Municipal water and sanitation services eThekwini Water and Sanitation (EWS) says construction of the Northern Aqueduct Augmentation, which forms part of the eThekwini strategic master plan to deal with the increasing demand for water in the northern regions of Durban, in KwaZulu-Natal, is still on track to be completed in 2017.
Meanwhile, awarding the tender for the construction of the Blackburn reservoir, which is essential for further development in the Cornubia integrated development, north of Durban, is imminent, EWS head Neil Macleod says.

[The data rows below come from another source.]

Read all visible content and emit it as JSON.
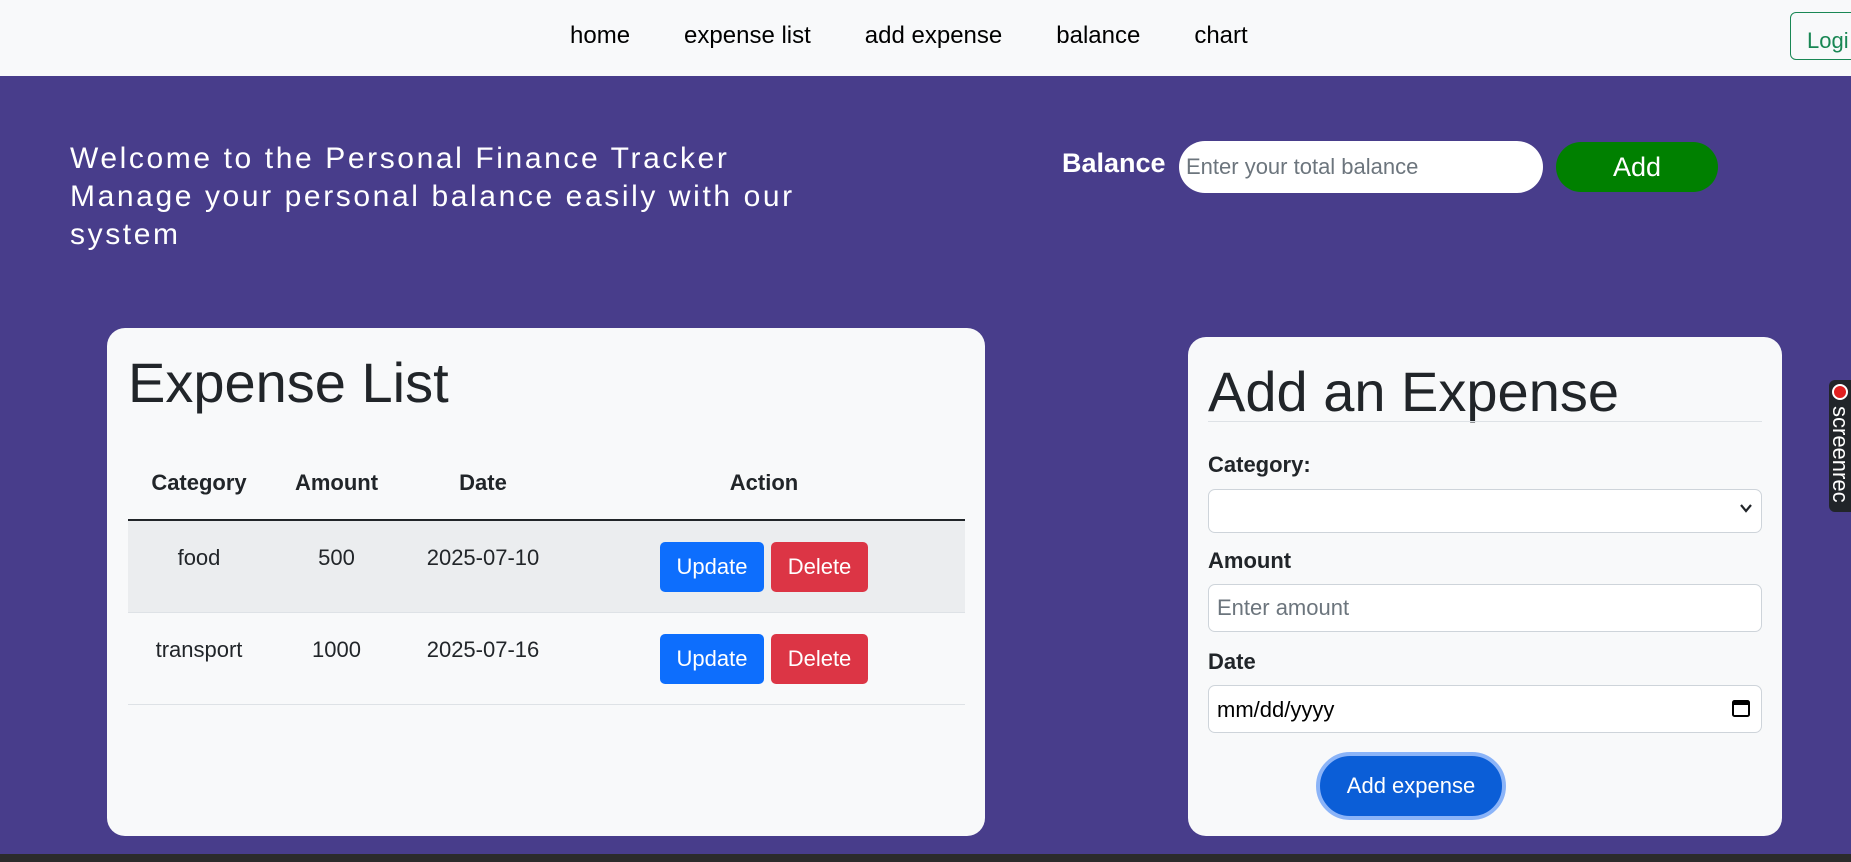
{
  "nav": {
    "links": [
      "home",
      "expense list",
      "add expense",
      "balance",
      "chart"
    ],
    "login_label": "Logi"
  },
  "welcome": {
    "line1": "Welcome to the Personal Finance Tracker",
    "line2": "Manage your personal balance easily with our",
    "line3": "system"
  },
  "balance": {
    "label": "Balance",
    "input_placeholder": "Enter your total balance",
    "input_value": "",
    "add_label": "Add"
  },
  "expense_list": {
    "title": "Expense List",
    "columns": [
      "Category",
      "Amount",
      "Date",
      "Action"
    ],
    "rows": [
      {
        "category": "food",
        "amount": "500",
        "date": "2025-07-10"
      },
      {
        "category": "transport",
        "amount": "1000",
        "date": "2025-07-16"
      }
    ],
    "update_label": "Update",
    "delete_label": "Delete"
  },
  "add_expense": {
    "title": "Add an Expense",
    "category_label": "Category:",
    "category_value": "",
    "amount_label": "Amount",
    "amount_placeholder": "Enter amount",
    "date_label": "Date",
    "date_placeholder": "mm/dd/yyyy",
    "submit_label": "Add expense"
  },
  "screenrec": {
    "label": "screenrec"
  },
  "colors": {
    "background": "#483d8b",
    "navbar": "#f8f9fa",
    "balance_add": "#008000",
    "update": "#0d6efd",
    "delete": "#dc3545",
    "login_outline": "#198754"
  },
  "icons": [
    "chevron-down-icon",
    "calendar-icon",
    "record-dot-icon"
  ]
}
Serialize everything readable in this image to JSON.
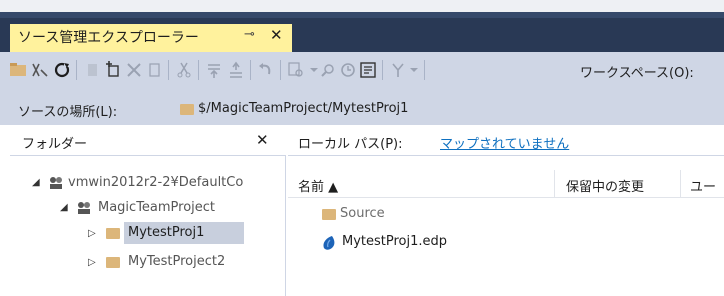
{
  "tab": {
    "title": "ソース管理エクスプローラー",
    "pin": "⊸",
    "close": "✕"
  },
  "toolbar": {
    "workspace_label": "ワークスペース(O):"
  },
  "location": {
    "label": "ソースの場所(L):",
    "path": "$/MagicTeamProject/MytestProj1"
  },
  "folders": {
    "title": "フォルダー",
    "close": "✕",
    "tree": [
      {
        "label": "vmwin2012r2-2¥DefaultCo"
      },
      {
        "label": "MagicTeamProject"
      },
      {
        "label": "MytestProj1"
      },
      {
        "label": "MyTestProject2"
      }
    ]
  },
  "files": {
    "local_path_label": "ローカル パス(P):",
    "local_path_value": "マップされていません",
    "columns": [
      "名前 ▲",
      "保留中の変更",
      "ユー"
    ],
    "rows": [
      {
        "name": "Source"
      },
      {
        "name": "MytestProj1.edp"
      }
    ]
  },
  "colors": {
    "tab_active": "#fff29d",
    "tab_strip": "#293955",
    "toolbar": "#cfd6e5",
    "link": "#0e70c0"
  }
}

The Northern Aqueduct Augmentation project comprises four phases. The first phase, which started in March, will consist of 18-m-long steel pipes, ranging from 1 200 mm to 700 mm in diameter. The pipes will link the existing reservoirs in Phoenix to the existing reservoirs, in Umhlanga and Waterloo, with a feed to the new Blackburn reservoir. The phase comprises 22 km of pipeline and is valued at R150-million and is scheduled for completion in the third quarter of 2015.
The first Phase also includes a 1 200 mm diameter steel pipeline from Duffs Road to Phoenix reservoir, a distance of 6 km valued at R 90 million.

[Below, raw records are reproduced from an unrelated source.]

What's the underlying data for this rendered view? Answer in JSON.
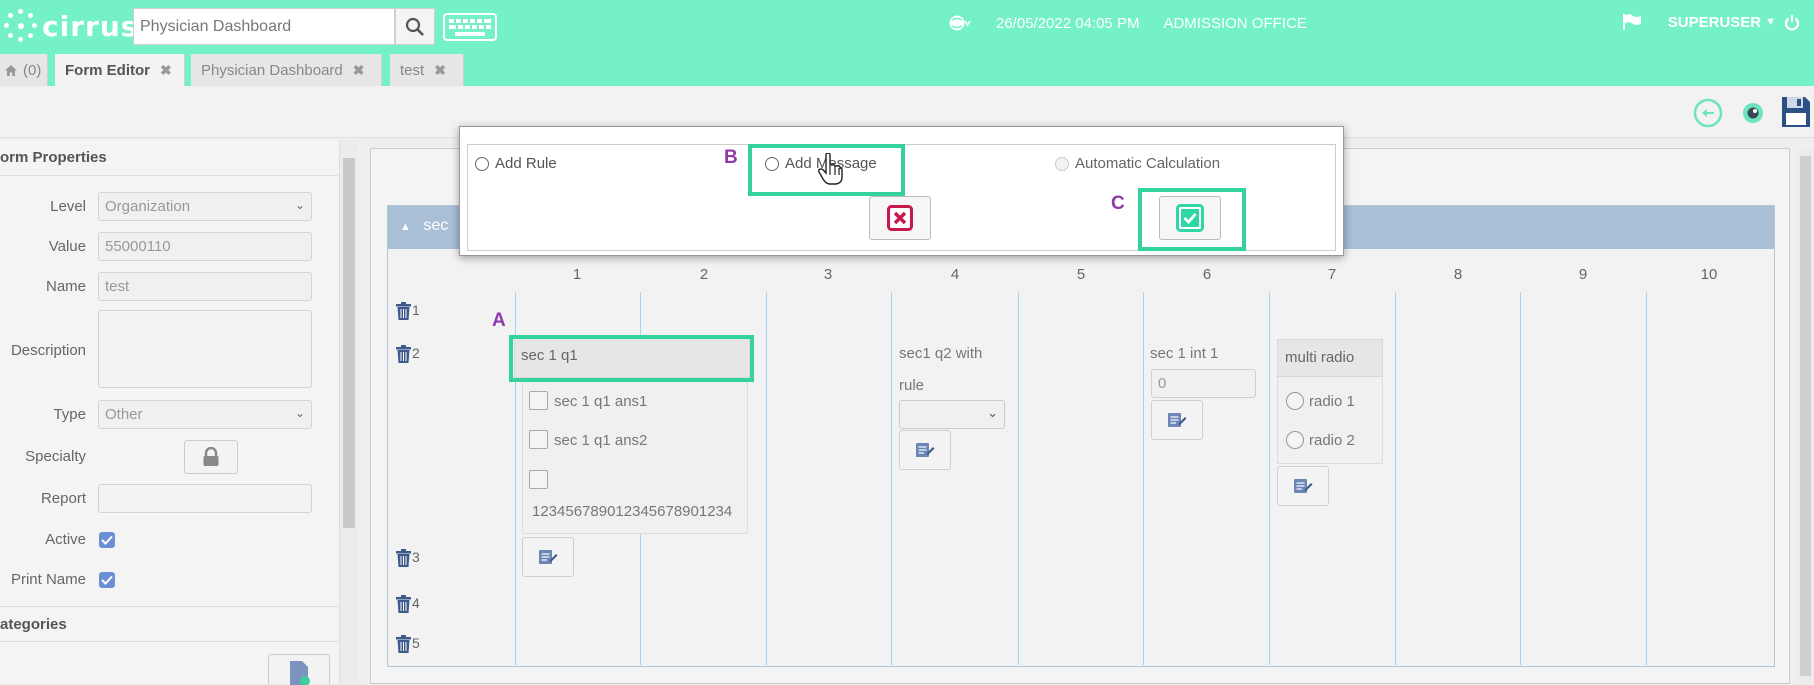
{
  "app": {
    "logo_text": "cirrus"
  },
  "header": {
    "search_value": "Physician Dashboard",
    "datetime": "26/05/2022 04:05 PM",
    "location": "ADMISSION OFFICE",
    "user": "SUPERUSER"
  },
  "tabs": [
    {
      "label": "(0)"
    },
    {
      "label": "Form Editor"
    },
    {
      "label": "Physician Dashboard"
    },
    {
      "label": "test"
    }
  ],
  "left_panel": {
    "title": "orm Properties",
    "fields": {
      "level_label": "Level",
      "level_value": "Organization",
      "value_label": "Value",
      "value_value": "55000110",
      "name_label": "Name",
      "name_value": "test",
      "description_label": "Description",
      "type_label": "Type",
      "type_value": "Other",
      "specialty_label": "Specialty",
      "report_label": "Report",
      "active_label": "Active",
      "print_name_label": "Print Name"
    },
    "categories_title": "ategories"
  },
  "section": {
    "title": "sec"
  },
  "grid": {
    "columns": [
      "1",
      "2",
      "3",
      "4",
      "5",
      "6",
      "7",
      "8",
      "9",
      "10"
    ],
    "rows": [
      "1",
      "2",
      "3",
      "4",
      "5"
    ]
  },
  "questions": {
    "q1": {
      "label": "sec 1 q1",
      "options": [
        "sec 1 q1 ans1",
        "sec 1 q1 ans2",
        "123456789012345678901234"
      ]
    },
    "q2": {
      "label_line1": "sec1 q2 with",
      "label_line2": "rule"
    },
    "int1": {
      "label": "sec 1 int 1",
      "value": "0"
    },
    "multi_radio": {
      "label": "multi radio",
      "options": [
        "radio 1",
        "radio 2"
      ]
    }
  },
  "dialog": {
    "option_add_rule": "Add Rule",
    "option_add_message": "Add Message",
    "option_auto_calc": "Automatic Calculation"
  },
  "annotations": {
    "a": "A",
    "b": "B",
    "c": "C"
  },
  "colors": {
    "header_bg": "#74f1c6",
    "highlight": "#34d39b",
    "annotation": "#8f3aa8",
    "cancel_red": "#c8184a",
    "confirm_teal": "#2fd7a6",
    "section_header": "#a9bfd6"
  }
}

The second phase from Durban Heights Reservoir to Duffs Road is a 1 200 mm steel pipeline over an approximate distance of 15 km. Construction of Phase 2 is programmed to start in the fourth quarter of 2015.
Phase 3 will involve the construction of the 1 200-mm-diameter pipeline between the town of Emachobeni and the Phoenix 2 reservoir, and will close the link between the current Western Aqueduct pipeline project and the northern-most portions of the eThekwini water supply network. Construction of Phase 3 is programmed to start in the fourth quarter of 2015.
Phase 4 will comprise pipe construction from the town of Ntuzuma to the town of Ogunjini. This entails the laying of 600-mm- and 300-mm-diameter pipes that amounts to 22 km of pipeline, the construction of a ten-million-litre capacity reservoir and a booster pumpstation, all of which are in the Ntanda region. Construction of this phase is programmed to start in the third quarter of 2015.
Meeting Current Demand
The existing Northern Aqueduct and the network of bulk supply lines serve the EWS area of supply to the north of the Umgeni river, to the south of the Ohlanga river and to the east of Ntuzuma.
The aqueduct conveys potable water from Durban Heights Waterworks to several terminal reservoirs in the system. These, in turn, supply water to residents and businesses, according to the EWS.
However, the current Northern Aqueduct has reached capacity on various sections of the trunk mains, owing to growth in demand, Macleod points out.
“Although EWS has enough water to meet the current demand, it does not have the infrastructure or network capacity to deliver the water to where it is needed,” Macleod says, adding that water shortages could potentially delay further development at the Dube TradePort and Cornubia developments, both north of Durban.
“Therefore, this project will begin to put urgently needed bulk water infrastructure in place for the rapidly developing northern areas of Durban.”
Cornubia is regarded as Durban and KwaZulu-Natal’s largest sustainable integrated human settlement initiative, according to the Human Settlements Infrastructure Committee.
Once completed, Cornubia will be a 1 300 ha, multibillion-rand development that will incorporate industrial, commercial, residential and open-space use, the report indicates.
Although the Northern Aqueduct and Durban’s largest pipeline project, the Western Aqueduct project, estimated for completion in 2017, are expected to meet demand for the next 30 years, Macleod notes that an additional source of water will have to be found to inject additional water into this bulk distribution network.
“With the democratisation of South Africa, the operational area of eThekwini municipality increased dramatically and the population growth rate remains well above the national average,” he says.
Durban currently has sufficient water to meet demand, as high rainfall and the recent completion of the Springrove dam, near Mooi river, have ensured short-term supply. Macleod notes, however, that the supply position will return to a deficit situation in 2015.
“To meet the expected growth in water demand, several capital projects are being considered, such as desalination, reusing treated effluent and constructing a new dam on the Umkomazi river,” he concludes.